At Marginal Revolution Tyler Cowen plumps for linking, not thinking:
Glenn [Reynolds] is so successful because he understands the idea of blogs as portals. (This is my view, not Glenn’s own self-description.) Blogs that offer too much of the author, and the author alone, are vulnerable to other blogs that cream-skim them, and other blogs, thereby offering the superior product. The question is not who can write the best stuff, but who can collect the best stuff, and comment on it most effectively. Really smart people are not always used to these terms of competition, I might add. The future of blogging lies in the hands of those who recognize the intellectual and literary division of labor.

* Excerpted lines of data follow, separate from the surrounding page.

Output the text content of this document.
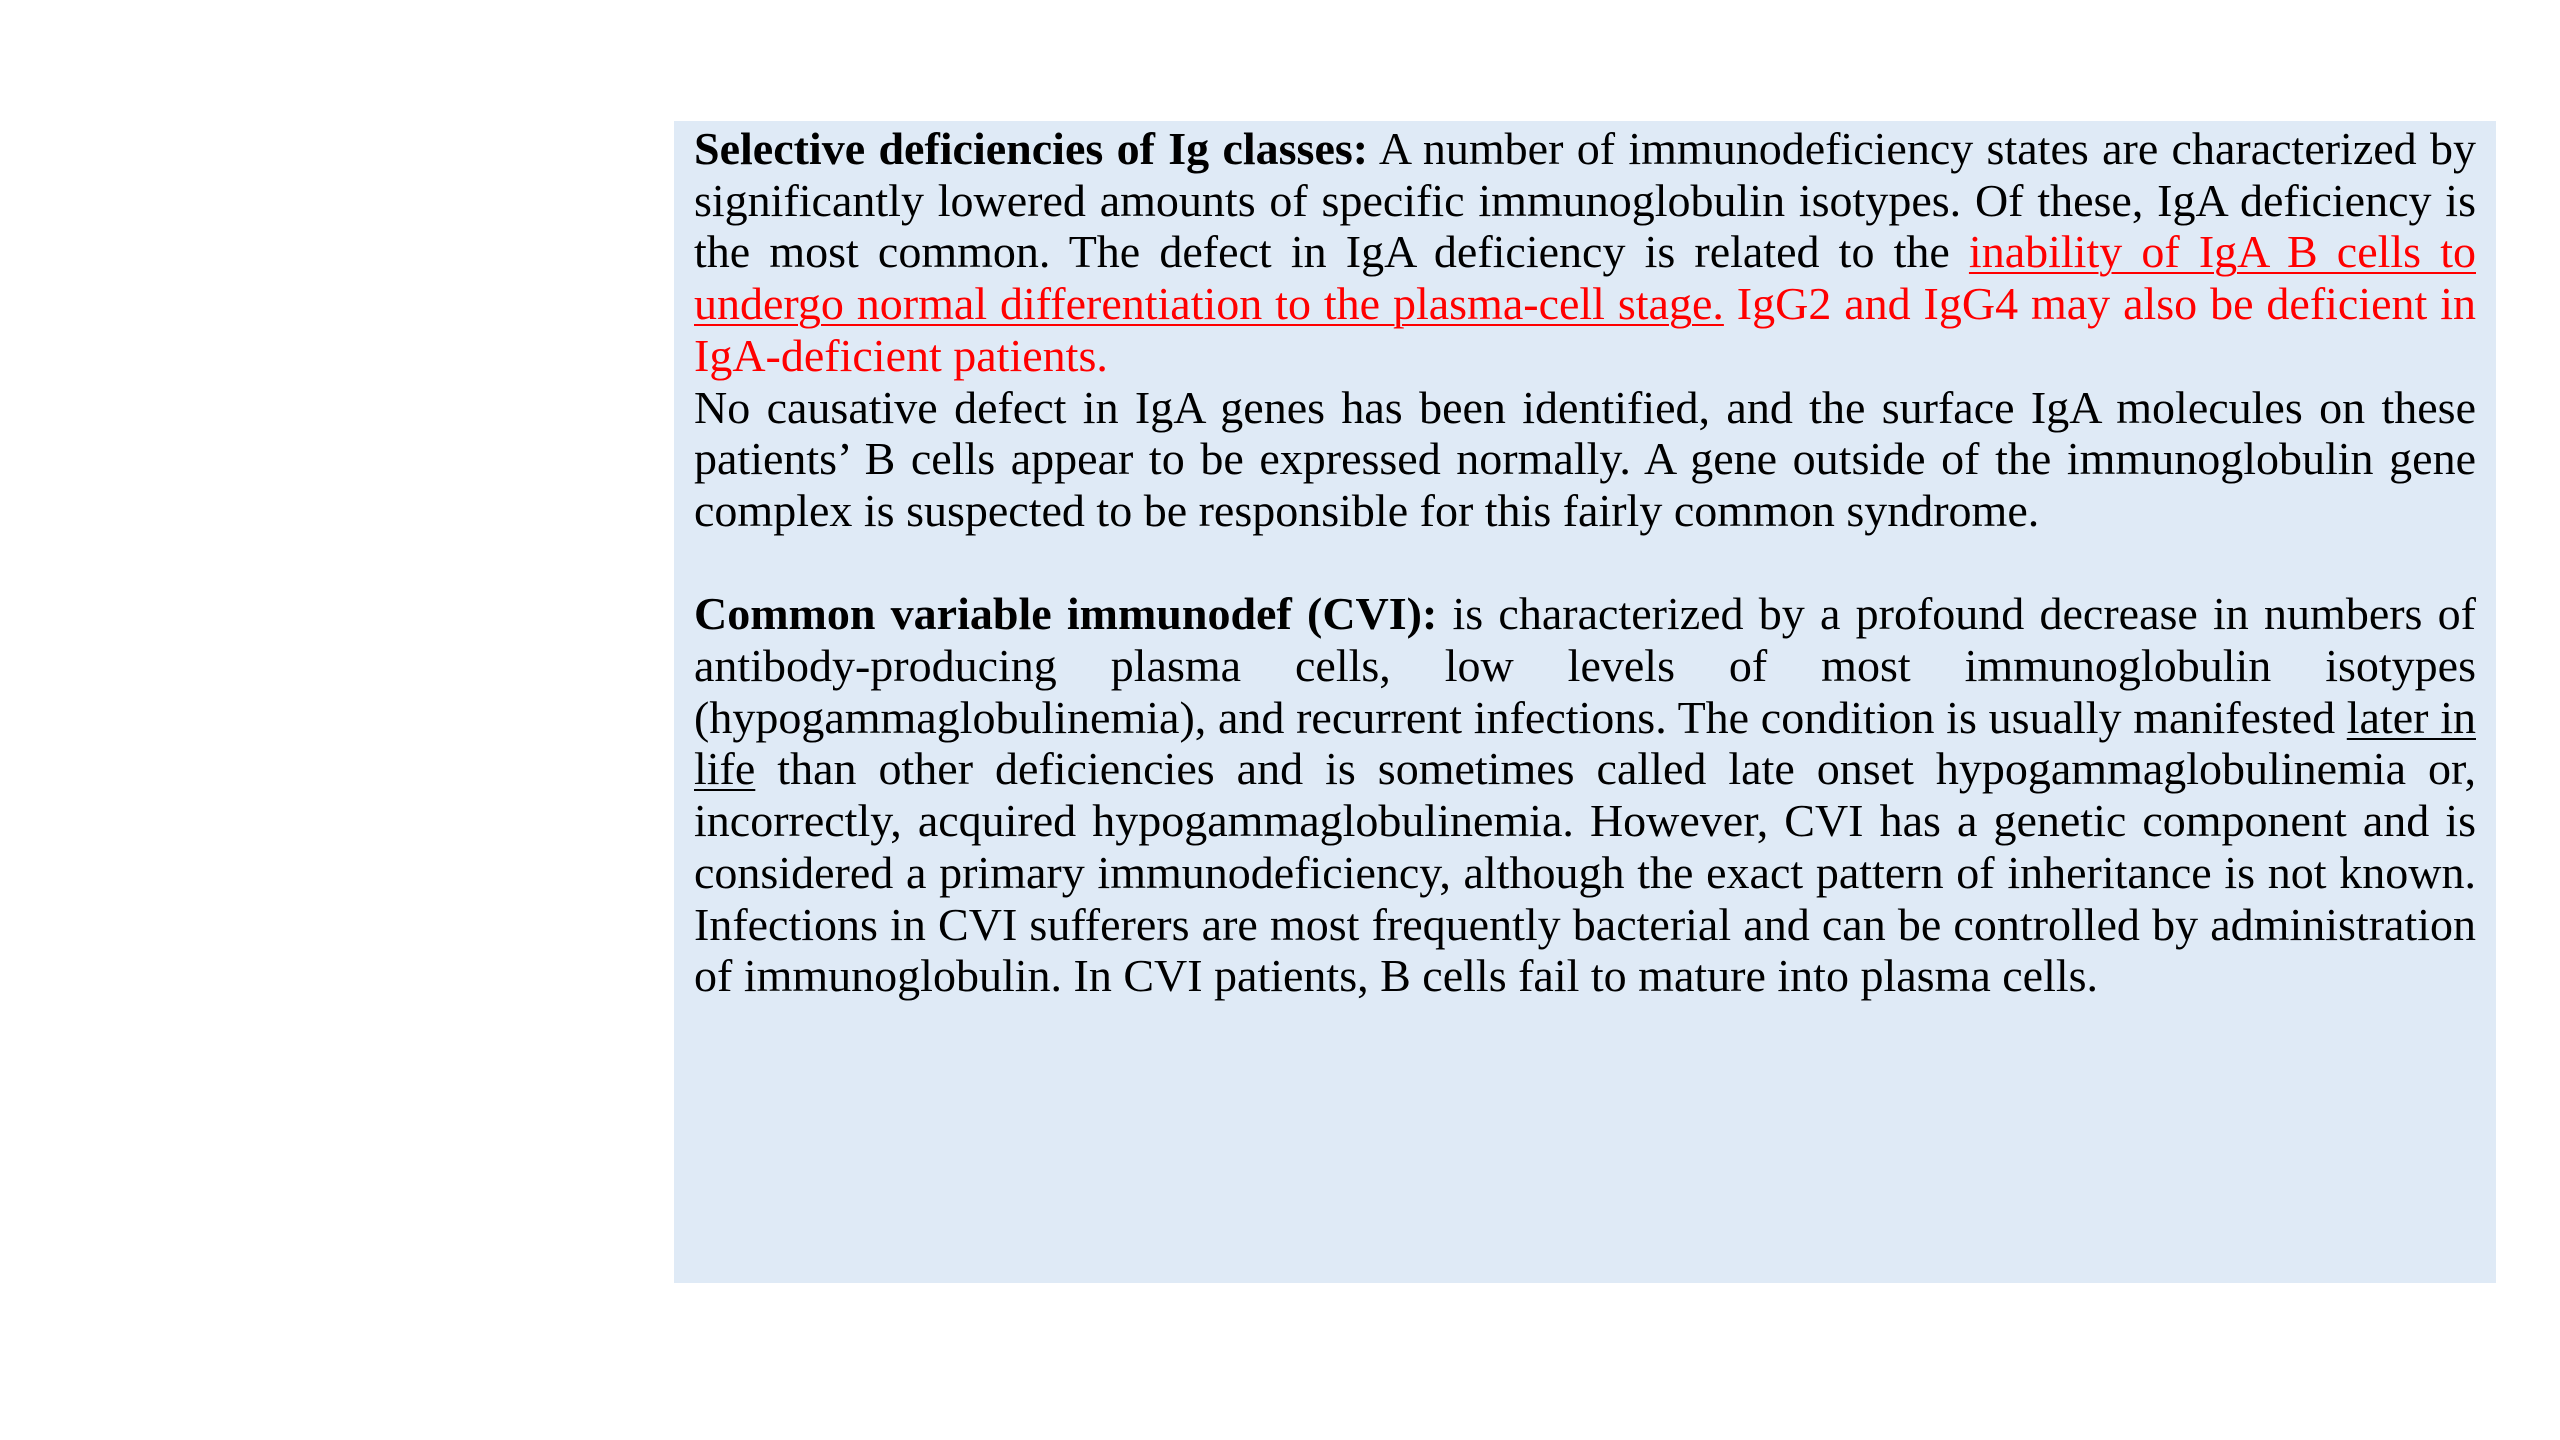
Selective deficiencies of Ig classes: A number of immunodeficiency states are characterized by significantly lowered amounts of specific immunoglobulin isotypes. Of these, IgA deficiency is the most common. The defect in IgA deficiency is related to the inability of IgA B cells to undergo normal differentiation to the plasma-cell stage. IgG2 and IgG4 may also be deficient in IgA-deficient patients.

No causative defect in IgA genes has been identified, and the surface IgA molecules on these patients’ B cells appear to be expressed normally. A gene outside of the immunoglobulin gene complex is suspected to be responsible for this fairly common syndrome.

Common variable immunodef (CVI): is characterized by a profound decrease in numbers of antibody-producing plasma cells, low levels of most immunoglobulin isotypes (hypogammaglobulinemia), and recurrent infections. The condition is usually manifested later in life than other deficiencies and is sometimes called late onset hypogammaglobulinemia or, incorrectly, acquired hypogammaglobulinemia. However, CVI has a genetic component and is considered a primary immunodeficiency, although the exact pattern of inheritance is not known. Infections in CVI sufferers are most frequently bacterial and can be controlled by administration of immunoglobulin. In CVI patients, B cells fail to mature into plasma cells.
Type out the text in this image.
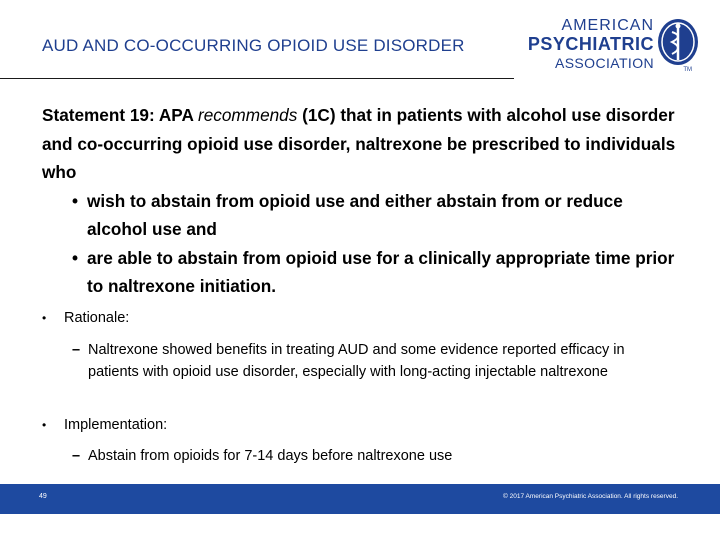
AUD AND CO-OCCURRING OPIOID USE DISORDER
AMERICAN
PSYCHIATRIC
ASSOCIATION	TM

Statement 19: APA recommends (1C) that in patients with alcohol use disorder and co-occurring opioid use disorder, naltrexone be prescribed to individuals who

• wish to abstain from opioid use and either abstain from or reduce alcohol use and
• are able to abstain from opioid use for a clinically appropriate time prior to naltrexone initiation.
•	Rationale:
– Naltrexone showed benefits in treating AUD and some evidence reported efficacy in patients with opioid use disorder, especially with long-acting injectable naltrexone
•	Implementation:
– Abstain from opioids for 7-14 days before naltrexone use
49	© 2017 American Psychiatric Association. All rights reserved.
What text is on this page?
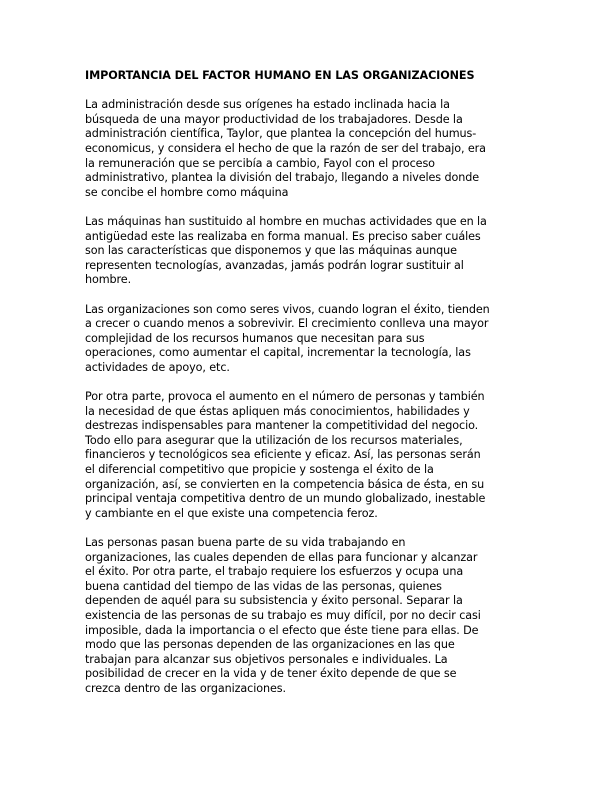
IMPORTANCIA DEL FACTOR HUMANO EN LAS ORGANIZACIONES
La administración desde sus orígenes ha estado inclinada hacia la
búsqueda de una mayor productividad de los trabajadores. Desde la
administración científica, Taylor, que plantea la concepción del humus-
economicus, y considera el hecho de que la razón de ser del trabajo, era
la remuneración que se percibía a cambio, Fayol con el proceso
administrativo, plantea la división del trabajo, llegando a niveles donde
se concibe el hombre como máquina
Las máquinas han sustituido al hombre en muchas actividades que en la
antigüedad este las realizaba en forma manual. Es preciso saber cuáles
son las características que disponemos y que las máquinas aunque
representen tecnologías, avanzadas, jamás podrán lograr sustituir al
hombre.
Las organizaciones son como seres vivos, cuando logran el éxito, tienden
a crecer o cuando menos a sobrevivir. El crecimiento conlleva una mayor
complejidad de los recursos humanos que necesitan para sus
operaciones, como aumentar el capital, incrementar la tecnología, las
actividades de apoyo, etc.
Por otra parte, provoca el aumento en el número de personas y también
la necesidad de que éstas apliquen más conocimientos, habilidades y
destrezas indispensables para mantener la competitividad del negocio.
Todo ello para asegurar que la utilización de los recursos materiales,
financieros y tecnológicos sea eficiente y eficaz. Así, las personas serán
el diferencial competitivo que propicie y sostenga el éxito de la
organización, así, se convierten en la competencia básica de ésta, en su
principal ventaja competitiva dentro de un mundo globalizado, inestable
y cambiante en el que existe una competencia feroz.
Las personas pasan buena parte de su vida trabajando en
organizaciones, las cuales dependen de ellas para funcionar y alcanzar
el éxito. Por otra parte, el trabajo requiere los esfuerzos y ocupa una
buena cantidad del tiempo de las vidas de las personas, quienes
dependen de aquél para su subsistencia y éxito personal. Separar la
existencia de las personas de su trabajo es muy difícil, por no decir casi
imposible, dada la importancia o el efecto que éste tiene para ellas. De
modo que las personas dependen de las organizaciones en las que
trabajan para alcanzar sus objetivos personales e individuales. La
posibilidad de crecer en la vida y de tener éxito depende de que se
crezca dentro de las organizaciones.
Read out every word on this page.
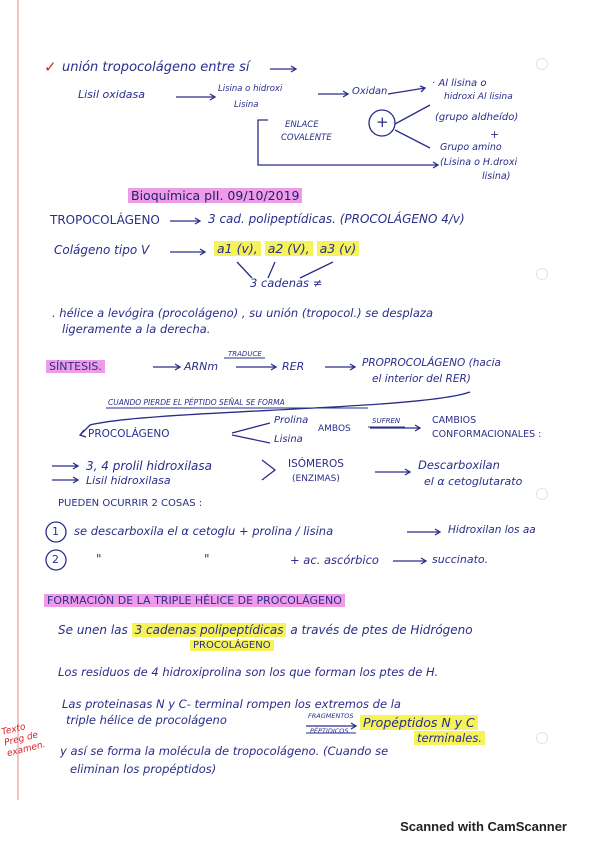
✓ unión tropocolágeno entre sí
Lisil oxidasa	Lisina o hidroxi
Lisina
Oxidan
· Al lisina o
hidroxi Al lisina
(grupo aldheído)
+
ENLACE
COVALENTE
+
Grupo amino
(Lisina o H.droxi
lisina)
Bioquímica pII. 09/10/2019
TROPOCOLÁGENO	3 cad. polipeptídicas. (PROCOLÁGENO 4/v)
Colágeno tipo V	a1 (v), a2 (V), a3 (v)
3 cadenas ≠
. hélice a levógira (procolágeno) , su unión (tropocol.) se desplaza
ligeramente a la derecha.
SÍNTESIS.	ARNm
TRADUCE
RER	PROPROCOLÁGENO (hacia
el interior del RER)
CUANDO PIERDE EL PÉPTIDO SEÑAL SE FORMA
PROCOLÁGENO
Prolina
Lisina
AMBOS
SUFREN	CAMBIOS
CONFORMACIONALES :
3, 4 prolil hidroxilasa
Lisil hidroxilasa
ISÓMEROS
(ENZIMAS)
Descarboxilan
el α cetoglutarato
PUEDEN OCURRIR 2 COSAS :
1 se descarboxila el α cetoglu + prolina / lisina	Hidroxilan los aa
2	"	"	+ ac. ascórbico	succinato.
FORMACIÓN DE LA TRIPLE HÉLICE DE PROCOLÁGENO
Se unen las 3 cadenas polipeptídicas a través de ptes de Hidrógeno
PROCOLÁGENO
Los residuos de 4 hidroxiprolina son los que forman los ptes de H.
Las proteinasas N y C- terminal rompen los extremos de la
triple hélice de procolágeno	FRAGMENTOS
PÉPTIDICOS
Propéptidos N y C
terminales.
y así se forma la molécula de tropocolágeno. (Cuando se
eliminan los propéptidos)
Texto Preg de examen.
Scanned with CamScanner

Now we non-portal types don’t rightly cotton to this. I can’t speak for Cowen, but I read the blogs I do precisely because they offer the author, and the author alone; “too much,” Steven Den Beste possibly excepted, is never enough. Blogs are amusing because they are personal. The “cream” of a blog always means more to the regular reader, who knows the author’s foibles and obsessions, than the skimmer who happens by only for that. By Cowen’s logic book-readers would restrict themselves to anthologies, and music-listeners to greatest hits. Cowen himself writes an entertaining blog where he ignores his own advice.
Linkers also think, and thinkers link, at least once in a while. The hard-and-fast distinction between “commenting on stuff effectively” and “writing stuff” eludes me. (Here I exclude “heh” and “indeed.”)
Cowen might ask why bloggers prostrate themselves before Glenn Reynolds for links. Is it because they are “vulnerable” to portal blogs like Glenn’s? Or is it, perhaps, because Glenn will drive readers to their site, and some of those readers may stick around to become regulars? Readers of portals presumably want to be ported somewhere. Instapundit, in any case, is not a portal in the sense that Yahoo is. Yahoo’s traffic allows it to sell services; Instapundit’s — well, I’m not sure what it does, besides bloat his traffic stats. By trade Cowen is an economist, and hobbies like blogging, into which many people put many hours with no hope of remuneration, are peculiarly opaque to economic analysis.
Cowen neglects to mention, but obviously understands, one key lesson of blogging: since the most devoted audience of blogs is bloggers, navel-gazing will always boost your hit count.
(Update: Rick Coencas comments. Nate Bruinooge comments.)
Glenn is unique, I think, in that he has mastered a style that is as concise as it is verbose. You learn who Glenn is not through long, thoughtful essays, but through a myriad of snippets that each offer a slice of his views and his life. He is popular not just because he links a lot, or posts a lot (other people have tried this and not been nearly as successful), but because he also has a unique voice.
There are other bloggers, including the author of this post I’m not commenting on, who excel at writing thought-provoking mini essays. But of course, such writing has always had a limited audience, so why should blogs be different? But such writing has also always had a devoted and passionate audience.
Success isn’t always measured in numbers.
Good writing is hard to come by anywhere, so when I find some, why would I want to be linked to something else? I don’t want new information, I want great writing to explain a new angle on something I’m interested in, like poetry or baseball. Or, I want to be led into a new interest through great writing. I became a plant expert because I happened to pick up a gardening book by a Brit, who could really write it, twenty years ago.
….a very selective blog reader
Blogging is like an entire world of Twitter in the world wide web. You create a blog and gain followers. You follow others by linking your site to theirs. In the end, bloggers are like the stars in their own shows. There will always be a limited audience because every blog has a specific niche.